On May 1, 2013, I will attend and observe the court proceedings of the Maryland Court of Appeals in Annapolis. There are four cases on the docket: Attorney Grievance Commission v. Dean Clayton Kremer, AGC v. Jason Kobin, a family law, protective order and malicious prosecution case Joanna Anthony v. Peter Garrity and Ocean City, Maryland Chamber of Commerce Inc. v. Daniel J. Barufaldi. a case involving the reversal of a denial of an award of attorney’s fees in a wage payment and collection case. I will provide a recap of these cases’ arguments shortly after my “busman’s holiday” there.
I have no direct stake in any of the cases, but indirectly all four of the cases might impact me or my clients. All attorney discipline cases are relevant to every conscientious practitioner. I do not know of the allegations or dispositions regarding Messrs. Kremer or Kobin, though they presumably each underwent attorney discipline proceedings before a Circuit Court on delegation from the Maryland Court of Appeals. The family law case addresses among other issues the question of whether a protective order gives “probable cause” as a matter of law to call 911 when the subject of the order is on the street near property from which he is barred. In this context, “probable cause” refers not to the criminal standard for arrest but for the Maryland malicious prosecution element of lack of probable cause. I have litigated malicious prosecution claims only once in my career; the Maryland standard is fairly difficult for the plaintiff to meet in practice.
The Barufaldi case has most interest to my practice at least indirectly. I handle claims under the Maryland Wage Payment and Collection Law routinely including at this moment in several courts. The threat of attorney’s fees to a prevailing plaintiff is in practice an important motivator for the employer to pay the undisputed claim, along with the serious risk of a triple (or, most precisely for the sake of the pedantic Francophone snob, “treble”) damages claim. Arguably one is better off paying any other debt or expense only after paying workers’ wages because very few other debts – even taxes – will explode into a 3x+attorney’s fees nightmare. The issue of what scope a trial court has to deny an attorney’s fee award is directly on point before the Court of Appeals. The worker is represented by Philip Zipin, Esquire of Silver Spring; while his firm more often represents workers, I represented a worker against an associate of his in an unemployment hearing about 2 years ago and respected that associate highly for her professionalism and diligence.

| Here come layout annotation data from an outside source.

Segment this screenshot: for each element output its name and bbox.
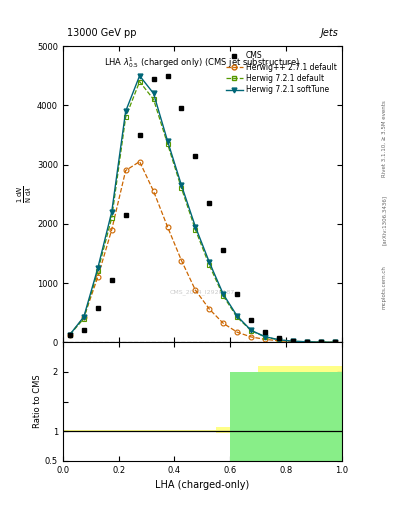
Y-axis label: Ratio to CMS: Ratio to CMS [33,375,42,429]
X-axis label: LHA (charged-only): LHA (charged-only) [155,480,250,490]
Text: CMS_2024_I2920187: CMS_2024_I2920187 [170,289,235,295]
Text: 13000 GeV pp: 13000 GeV pp [67,28,136,38]
Text: [arXiv:1306.3436]: [arXiv:1306.3436] [382,195,387,245]
Text: Rivet 3.1.10, ≥ 3.5M events: Rivet 3.1.10, ≥ 3.5M events [382,100,387,177]
Y-axis label: $\frac{1}{\mathrm{N}} \frac{\mathrm{d}N}{\mathrm{d}\lambda}$: $\frac{1}{\mathrm{N}} \frac{\mathrm{d}N}… [16,185,34,203]
Text: Jets: Jets [320,28,338,38]
Legend: CMS, Herwig++ 2.7.1 default, Herwig 7.2.1 default, Herwig 7.2.1 softTune: CMS, Herwig++ 2.7.1 default, Herwig 7.2.… [224,50,338,96]
Text: LHA $\lambda^{1}_{0.5}$ (charged only) (CMS jet substructure): LHA $\lambda^{1}_{0.5}$ (charged only) (… [105,55,300,70]
Text: mcplots.cern.ch: mcplots.cern.ch [382,265,387,309]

The weather should be nice that day, which means that a walking trip down Rowe Boulevard to Chick and Ruth’s Deli on Main Street will probably be in the cards. Although I have participated in part of an appeal to the Maryland Court of Special Appeals, my practice has not involved advocacy before the Maryland Court of Special Appeals. I was last before the seven Judges in red robes (unique in the United States, it is said) at my swearing-in in December 1994.